We replaced a cisco asa with a netgate pfsense, but its not supporting the FTP.

https://www.john.geek.nz/2009/10/iis-6-ftp-when-passiveportrange-doesnt-work/#:~:text=IIS%206.0%20by%20default%20uses,of%20ports%20to%20be%20used

Without touching the server we have to do this:
https://docs.netgate.com/pfsense/en/latest/nat/setup-ftp-server-behind-pfsense.html

Is there a better way?

johnpoz · Jul 28, 2020, 7:09 PM

@anakaoka said in FTP not working:

Is there a better way?

Sure there is - stop using antiquated protocol like ftp ;) Just use sftp. Its secure, its supported by everything these days.. Shoot even current windows comes with sftp client and even sftp server. No need to deal with control and data channels and active or passive.. its just 1 single port.

There is a helper package for clients behind pfsense wanting to use active connections to servers out on the public. But if your going to use a server behind pfsense, that clients out on the internet are going to be accessing. Then yes you would have to forward the passive ports that would be used by the ftp server, and you would have to make sure that the ftp server hands out the public IP for the passive connections back to it.

If your server is going to only allow active connections, then you just need to make sure it can be let out to whatever ports it might be told to connect too.

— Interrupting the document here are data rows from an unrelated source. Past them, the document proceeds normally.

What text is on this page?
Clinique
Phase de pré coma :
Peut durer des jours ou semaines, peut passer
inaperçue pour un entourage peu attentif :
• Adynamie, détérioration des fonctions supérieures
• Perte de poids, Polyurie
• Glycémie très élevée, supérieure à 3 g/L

anakaoka · Aug 3, 2020, 7:52 PM

Actually it looks like if you are running IIS 6.0 you can't set your public IP and it wont work even with 1:1 NATs. - so you need an ASA for fixup. And yes, the better question is why is someone running IIS 6.0.

johnpoz · Jul 28, 2020, 10:01 PM

Yeah for sure IIS 6 - uggghhhh...

Napsterbater · Aug 3, 2020, 7:52 PM

@anakaoka
I have LONG LONG abandoned IIS FTP.

I have used Filezilla FTP Server for quite awhile Though it has no capability to use AD/LDAP for user auth.

But it does support Implicit and Explicit TLS for FTP, Passive and Active FTP and IPv6.

For Passive FTP, just configure a range of Ports and forward those the to server, and configure the External IP in the Server settings.

Raffi_ · Aug 3, 2020, 8:40 PM

@Napsterbater said in FTP not working:

@anakaoka
I have LONG LONG abandoned IIS FTP.

I have used Filezilla FTP Server for quite awhile Though it has no capability to use AD/LDAP for user auth.

But it does support Implicit and Explicit TLS for FTP, Passive and Active FTP and IPv6.

For Passive FTP, just configure a range of Ports and forward those the to server, and configure the External IP in the Server settings.

Second this ^
Filezilla was my solution for a while also. It worked great and did exactly this with a range of passive FTP ports. Eventually ditched that Windows system and created a FreeNAS server with secure FTP access similar to the Filezilla. FreeNAS is pretty awesome stuff.